I'm sure there were plenty of feelings of anger and frustration for the matter in which the talks were played out in the public and in the media.
I'm sure there were plenty of feelings of happiness and excitement in wishing to see the game we all love back on the field.
And yes, I'm sure for many across the country, the feelings of uncertainty still remain.
In the uncertain world of 2020 and with COVID-19 still a major part of our everyday life, I would imagine there are plenty of people reading this column wondering is it even worth restarting Major League Baseball - and sports for that matter - until there is a vaccine.
My answer is a resounding yes. Our country needs it.
The mental health and overall well being of far too many Americans, myself included, is tied to the daily routine of releasing emotions by watching sporting events.
I'm not suggesting putting players, coaches and training staff members in harm’s way. At this point we all know the statistics, and for those who are at risk, by no means do I suggest they put themselves in a life-threatening position.

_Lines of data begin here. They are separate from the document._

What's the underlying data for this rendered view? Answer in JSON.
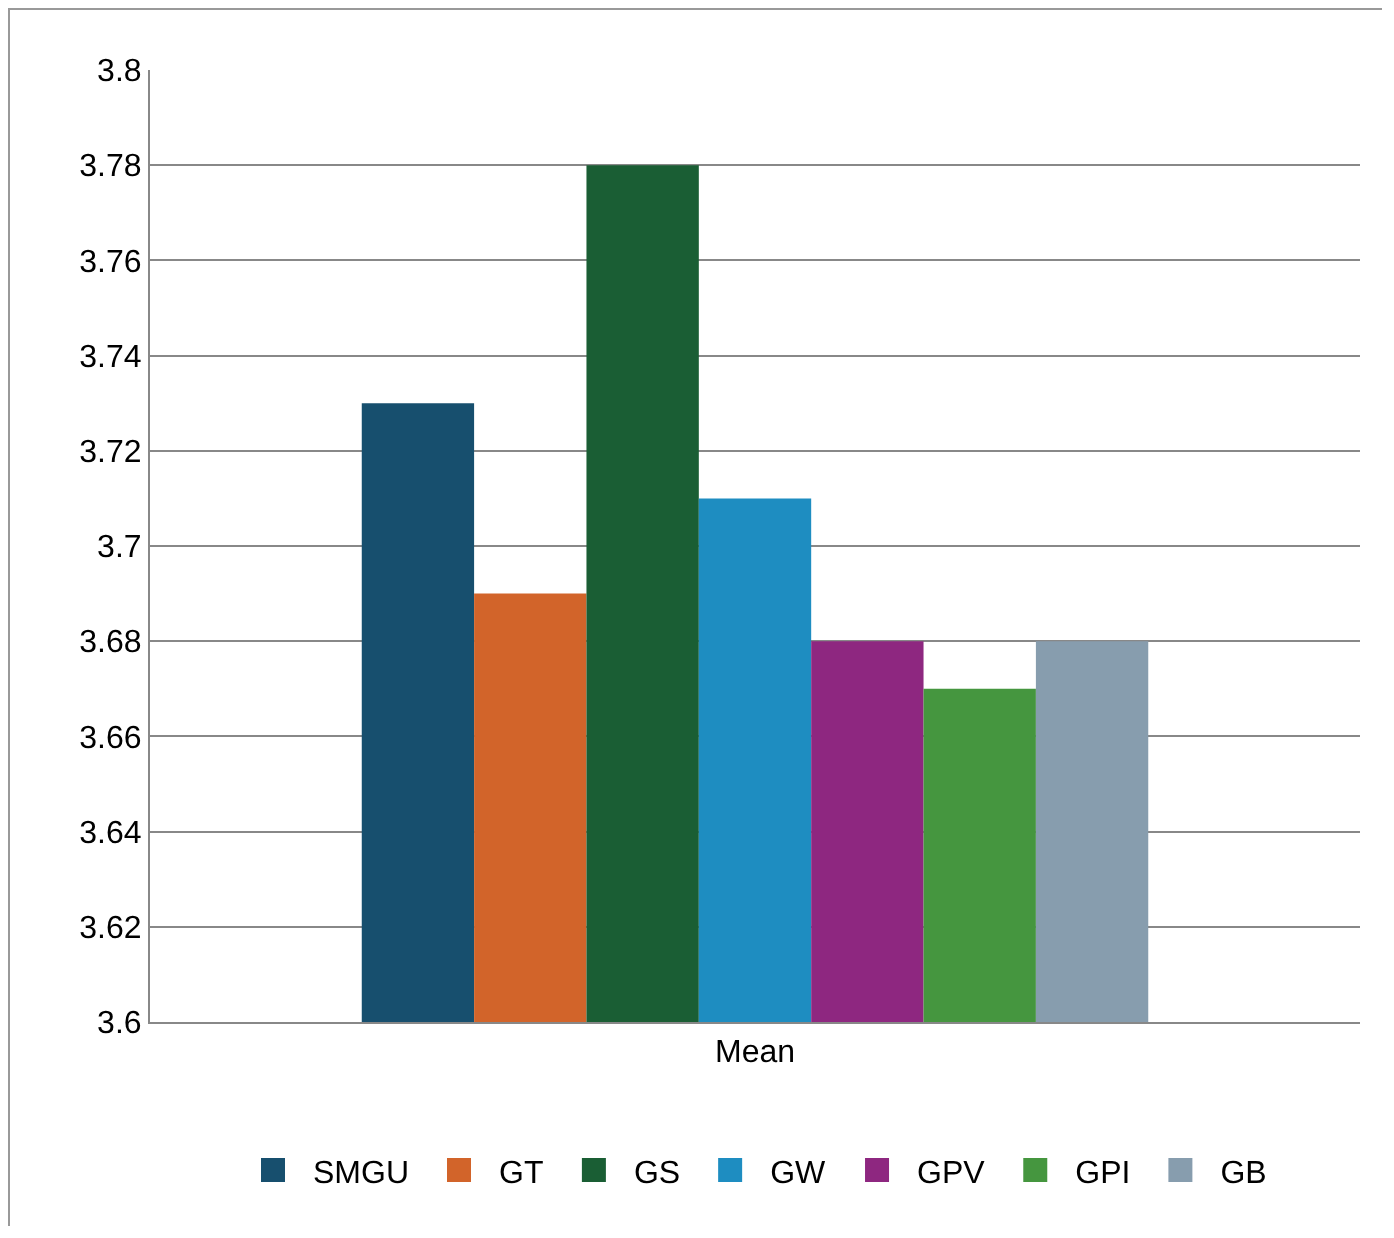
{
  "chart_data": {
    "type": "bar",
    "categories": [
      "Mean"
    ],
    "series": [
      {
        "name": "SMGU",
        "color": "#174f6e",
        "values": [
          3.73
        ]
      },
      {
        "name": "GT",
        "color": "#d2642a",
        "values": [
          3.69
        ]
      },
      {
        "name": "GS",
        "color": "#1a5e34",
        "values": [
          3.78
        ]
      },
      {
        "name": "GW",
        "color": "#1e8dc1",
        "values": [
          3.71
        ]
      },
      {
        "name": "GPV",
        "color": "#8e2780",
        "values": [
          3.68
        ]
      },
      {
        "name": "GPI",
        "color": "#45963f",
        "values": [
          3.67
        ]
      },
      {
        "name": "GB",
        "color": "#879dae",
        "values": [
          3.68
        ]
      }
    ],
    "ylim": [
      3.6,
      3.8
    ],
    "yticks": [
      3.6,
      3.62,
      3.64,
      3.66,
      3.68,
      3.7,
      3.72,
      3.74,
      3.76,
      3.78,
      3.8
    ],
    "grid": "y",
    "legend": "bottom"
  }
}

That said, from an economic and emotional standpoint, baseball has brought about incredible healing powers over the years, especially in times of crisis and trouble.
Do I have my frustrations with baseball's leadership in getting the game back up and running? Yes.
Are there serious challenges in this post COVID-19 world of getting the games played in a safe and secure manner? No question.
Does it mean that I root against the return of baseball? Not in a million years.
I've already started dreaming about what the end of July could look like. A hot summer's night in our nation's capital with Gerrit Cole and Max Scherzer on the mound.
If that doesn't fire you up as a baseball fan, I have to wonder if you're a baseball fan to begin with.
Yes it will be different. And make no mistake, a 60-game season will be unlike anything you have seen before.
But I miss watching Aaron Judge and Pete Alonso hit bombs. I love watching DJ LeMahieu and Jeff McNeil spray line drives all over the diamond.
Oh, and I can't wait to see Gerrit Cole don those Yankee pinstripes.
When you ask me if it is even worth playing a 60-game season, I don't hesitate in giving you an answer. Some baseball is better than no baseball at all.
I'm dreaming of that late July night cracking open a cold one and kicking off 2020's campaign on the diamond in the most bizarre and unique way imaginable.
Let's hope that dream becomes a weird reality in less than a month.